A career diplomat, Freeman specialized in Chinese affairs, acting as the principal American interpreter for President Richard Nixon during his 1972 visit to Beijing. Freeman has also acted as the U.S. Assistant Secretary of Defense, Ambassador to Saudi Arabia and Principal Deputy Assistant Secretary of State for African Affairs. Freeman was also Chargé d’Affaires in Bangkok and Beijing.


Director of the Watson Institute Edward Steinfeld introduced Freeman, calling him a “jaw-dropping” intellect and “illuminating” presence at the Watson. Freeman “has provided us a series of perspectives … on the shifting geopolitical situation globally, and, fortunately or unfortunately for us, that situation keeps shifting so much that we keep needing (Freeman) to come back and give us new perspective,” Steinfeld said to audience members.


Freeman outlined his views on the current state of American diplomacy and hegemony, criticizing actions taken by the federal government since the Cold War, and explaining the implications and ramifications of U.S. involvement and influence in foreign and domestic affairs.


“The norms of long-moderated and international and domestic behavior have been largely erased” in recent history, Freeman said. “Incivility is now ubiquitous. Political systems everywhere have been overtaken by socioeconomic and technological change, and there is no sign that (the systems) are catching up.”


Responding to how analysts have attributed the current “global and American despondency” to President Trump, Freeman said “the trends that underline the shocks we’re experiencing began long before” Trump’s emergence.


“Washington’s given up on diplomacy,” he said, and instead has turned to “taunts, threats, unilateral sanctions, ultimatums, cyber warfare, drone and missile attacks, assassinations, proxy warfare and military invasions and pacification campaigns” to exercise its influence abroad.

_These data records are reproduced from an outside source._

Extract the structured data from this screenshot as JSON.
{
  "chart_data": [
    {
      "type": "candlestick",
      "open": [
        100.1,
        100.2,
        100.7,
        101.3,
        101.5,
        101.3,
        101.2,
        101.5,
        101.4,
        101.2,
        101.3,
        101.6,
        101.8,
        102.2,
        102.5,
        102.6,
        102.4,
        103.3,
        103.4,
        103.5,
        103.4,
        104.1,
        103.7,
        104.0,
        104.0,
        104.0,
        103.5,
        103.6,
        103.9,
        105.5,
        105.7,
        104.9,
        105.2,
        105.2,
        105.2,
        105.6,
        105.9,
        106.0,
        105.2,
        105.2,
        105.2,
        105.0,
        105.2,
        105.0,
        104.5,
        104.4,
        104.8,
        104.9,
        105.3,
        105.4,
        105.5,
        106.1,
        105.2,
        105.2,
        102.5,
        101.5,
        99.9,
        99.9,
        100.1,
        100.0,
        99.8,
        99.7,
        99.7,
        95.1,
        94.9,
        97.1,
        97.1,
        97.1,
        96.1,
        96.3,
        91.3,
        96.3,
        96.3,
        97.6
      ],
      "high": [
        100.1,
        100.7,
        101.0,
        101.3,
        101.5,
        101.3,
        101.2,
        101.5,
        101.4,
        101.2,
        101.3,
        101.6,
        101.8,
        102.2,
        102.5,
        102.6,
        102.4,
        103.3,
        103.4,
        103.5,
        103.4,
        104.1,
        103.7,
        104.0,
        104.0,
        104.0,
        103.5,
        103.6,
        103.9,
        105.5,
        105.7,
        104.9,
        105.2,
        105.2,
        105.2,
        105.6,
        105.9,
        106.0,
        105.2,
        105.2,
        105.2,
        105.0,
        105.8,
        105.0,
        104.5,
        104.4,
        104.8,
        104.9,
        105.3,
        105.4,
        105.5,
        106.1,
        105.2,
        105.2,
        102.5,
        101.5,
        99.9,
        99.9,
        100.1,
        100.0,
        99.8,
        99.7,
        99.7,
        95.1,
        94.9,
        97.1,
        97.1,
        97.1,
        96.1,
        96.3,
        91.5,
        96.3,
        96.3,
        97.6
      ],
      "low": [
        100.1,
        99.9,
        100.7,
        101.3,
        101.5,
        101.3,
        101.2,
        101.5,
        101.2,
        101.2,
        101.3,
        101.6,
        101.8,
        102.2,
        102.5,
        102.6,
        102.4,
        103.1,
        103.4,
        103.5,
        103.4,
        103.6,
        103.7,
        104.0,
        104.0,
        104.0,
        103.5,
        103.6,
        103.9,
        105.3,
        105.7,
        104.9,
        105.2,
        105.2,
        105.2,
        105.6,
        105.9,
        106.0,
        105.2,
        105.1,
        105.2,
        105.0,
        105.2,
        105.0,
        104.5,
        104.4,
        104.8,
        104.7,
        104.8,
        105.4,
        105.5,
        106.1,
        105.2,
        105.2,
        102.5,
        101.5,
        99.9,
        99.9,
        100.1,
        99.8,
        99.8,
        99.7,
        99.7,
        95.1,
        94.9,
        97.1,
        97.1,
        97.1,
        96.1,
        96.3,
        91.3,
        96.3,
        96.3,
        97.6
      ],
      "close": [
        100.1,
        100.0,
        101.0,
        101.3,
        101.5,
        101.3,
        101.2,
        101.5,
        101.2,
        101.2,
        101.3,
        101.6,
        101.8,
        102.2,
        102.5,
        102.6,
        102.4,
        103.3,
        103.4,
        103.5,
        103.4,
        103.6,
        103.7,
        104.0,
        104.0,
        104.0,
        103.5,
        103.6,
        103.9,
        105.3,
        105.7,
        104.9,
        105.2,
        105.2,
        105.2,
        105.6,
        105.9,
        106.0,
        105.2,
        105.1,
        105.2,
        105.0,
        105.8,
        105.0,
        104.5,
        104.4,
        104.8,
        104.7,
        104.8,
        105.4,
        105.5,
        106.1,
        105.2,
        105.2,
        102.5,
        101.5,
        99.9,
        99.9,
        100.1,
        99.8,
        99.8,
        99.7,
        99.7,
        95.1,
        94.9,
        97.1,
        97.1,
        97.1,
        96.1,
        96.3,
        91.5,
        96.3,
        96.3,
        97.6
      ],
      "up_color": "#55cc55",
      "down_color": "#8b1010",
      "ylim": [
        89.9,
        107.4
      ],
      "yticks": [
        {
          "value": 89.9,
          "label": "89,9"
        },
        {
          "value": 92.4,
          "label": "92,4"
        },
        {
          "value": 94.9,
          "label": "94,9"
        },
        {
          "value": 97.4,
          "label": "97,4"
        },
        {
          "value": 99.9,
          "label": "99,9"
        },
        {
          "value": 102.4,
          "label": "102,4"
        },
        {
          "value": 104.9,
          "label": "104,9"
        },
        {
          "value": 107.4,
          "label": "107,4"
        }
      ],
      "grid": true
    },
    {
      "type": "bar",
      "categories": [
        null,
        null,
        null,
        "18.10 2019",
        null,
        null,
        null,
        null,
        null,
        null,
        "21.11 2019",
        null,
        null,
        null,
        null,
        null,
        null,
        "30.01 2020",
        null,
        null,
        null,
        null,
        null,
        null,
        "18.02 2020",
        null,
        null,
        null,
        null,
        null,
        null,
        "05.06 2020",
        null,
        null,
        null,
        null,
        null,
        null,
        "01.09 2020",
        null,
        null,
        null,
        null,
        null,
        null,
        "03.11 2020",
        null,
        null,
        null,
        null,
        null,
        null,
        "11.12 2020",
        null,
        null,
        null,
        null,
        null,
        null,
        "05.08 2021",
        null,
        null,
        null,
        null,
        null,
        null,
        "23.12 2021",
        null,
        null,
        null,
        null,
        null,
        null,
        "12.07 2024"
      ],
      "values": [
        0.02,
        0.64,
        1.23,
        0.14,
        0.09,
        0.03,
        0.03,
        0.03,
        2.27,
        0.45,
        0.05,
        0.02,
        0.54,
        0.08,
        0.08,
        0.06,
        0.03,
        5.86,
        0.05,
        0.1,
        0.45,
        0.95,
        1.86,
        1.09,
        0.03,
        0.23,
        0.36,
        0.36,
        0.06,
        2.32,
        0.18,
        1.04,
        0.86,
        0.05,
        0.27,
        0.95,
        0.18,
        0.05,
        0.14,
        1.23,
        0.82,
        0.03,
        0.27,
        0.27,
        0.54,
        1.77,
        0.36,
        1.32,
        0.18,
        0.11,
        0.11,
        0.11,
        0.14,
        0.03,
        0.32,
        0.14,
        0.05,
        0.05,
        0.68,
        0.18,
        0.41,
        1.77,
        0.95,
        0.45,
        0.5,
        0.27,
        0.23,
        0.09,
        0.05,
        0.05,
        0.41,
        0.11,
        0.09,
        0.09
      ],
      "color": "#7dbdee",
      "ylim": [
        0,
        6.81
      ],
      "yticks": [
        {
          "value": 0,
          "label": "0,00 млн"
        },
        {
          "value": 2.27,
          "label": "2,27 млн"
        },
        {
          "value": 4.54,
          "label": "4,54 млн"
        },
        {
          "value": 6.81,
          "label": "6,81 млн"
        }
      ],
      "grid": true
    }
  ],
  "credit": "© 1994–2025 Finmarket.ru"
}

Freeman mentioned the recent American intention to withdraw from the Paris Agreement, the nuclear agreement with Iran and the Trans-Pacific Partnership as examples of the United States’ “capricious abrogation of treaties, … wanton sabotage of multilateral compacts and money-grubbing hedging of security commitments.”


In addition to talk of foreign policy, Freeman also spent time discussing the American dollar’s role in the global economy. “An erosion of economic primacy could have profound effects on American hegemony,” he said, adding that “U.S. ability to print money and exchange it for foreign goods and services would be reduced, if not ended.”

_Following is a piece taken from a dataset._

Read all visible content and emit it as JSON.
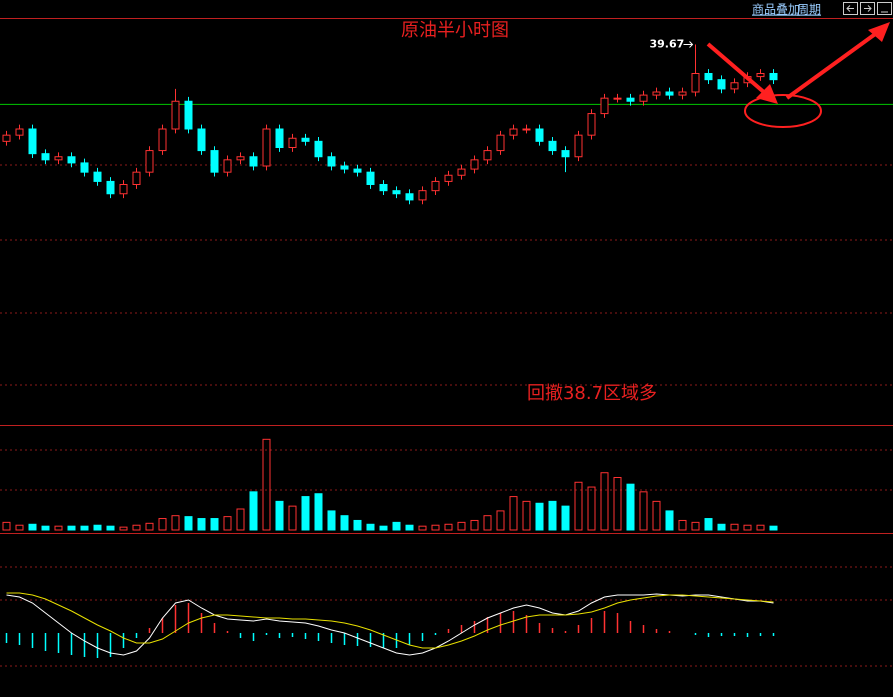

“Little green portraits of dead presidents would be regarded as works of arts rather than things of value,” he said.


America’s shortcomings abroad and at home are “examples of American self-sabotage, not predatory foreign behavior,” Freeman explained. “Curing these deviations from past practice and their pernicious consequences requires introspection and reform in Washington, more than anywhere else.”

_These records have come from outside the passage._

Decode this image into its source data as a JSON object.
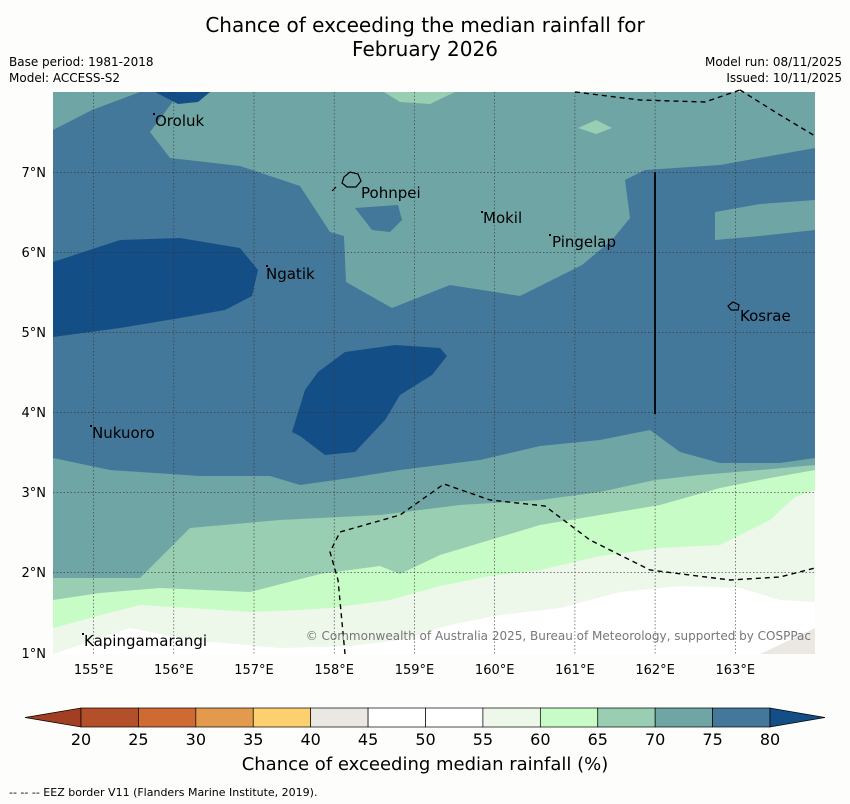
{
  "header": {
    "title_line1": "Chance of exceeding the median rainfall for",
    "title_line2": "February 2026",
    "base_period": "Base period: 1981-2018",
    "model": "Model: ACCESS-S2",
    "model_run": "Model run: 08/11/2025",
    "issued": "Issued: 10/11/2025"
  },
  "map": {
    "lat_labels": [
      "7°N",
      "6°N",
      "5°N",
      "4°N",
      "3°N",
      "2°N",
      "1°N"
    ],
    "lon_labels": [
      "155°E",
      "156°E",
      "157°E",
      "158°E",
      "159°E",
      "160°E",
      "161°E",
      "162°E",
      "163°E"
    ],
    "places": [
      "Oroluk",
      "Pohnpei",
      "Mokil",
      "Pingelap",
      "Ngatik",
      "Kosrae",
      "Nukuoro",
      "Kapingamarangi"
    ],
    "copyright": "© Commonwealth of Australia 2025, Bureau of Meteorology, supported by COSPPac"
  },
  "colorbar": {
    "ticks": [
      "20",
      "25",
      "30",
      "35",
      "40",
      "45",
      "50",
      "55",
      "60",
      "65",
      "70",
      "75",
      "80"
    ],
    "colors": [
      "#a23f22",
      "#b34f29",
      "#cf6a33",
      "#e49a4d",
      "#fdd06f",
      "#ebe8e4",
      "#ffffff",
      "#ffffff",
      "#edf7ea",
      "#c8fcc6",
      "#99ceb2",
      "#6fa6a5",
      "#43789a",
      "#144e87"
    ],
    "label": "Chance of exceeding median rainfall (%)"
  },
  "footer": {
    "eez_note": "--  --  -- EEZ border V11 (Flanders Marine Institute, 2019)."
  }
}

Freeman commended the Watson Institute for its Costs of War Project, saying the institute has taken up an issue Congress should be dealing with. “There is a role for our great universities in stimulating the debate about the state of the nation and its future,” he said.


Freeman ended his lecture by posing a question to the audience: “Is it too much to hope that American civil society will intervene where our increasingly ineffectual government has failed to?”


Of the students that attended the lecture, Kevin Kang ’23 said the lecture made him reconsider U.S. foreign policy.


“I think a lot of Brown students are very invested in the American political system,” Kang said. “I think, in regards to foreign affairs and domestic affairs, he has some very acute observations that I think I haven’t even considered, especially when you’re talking about how the (US dollar) is the biggest pillar that supports the underlying American hegemony around the world.”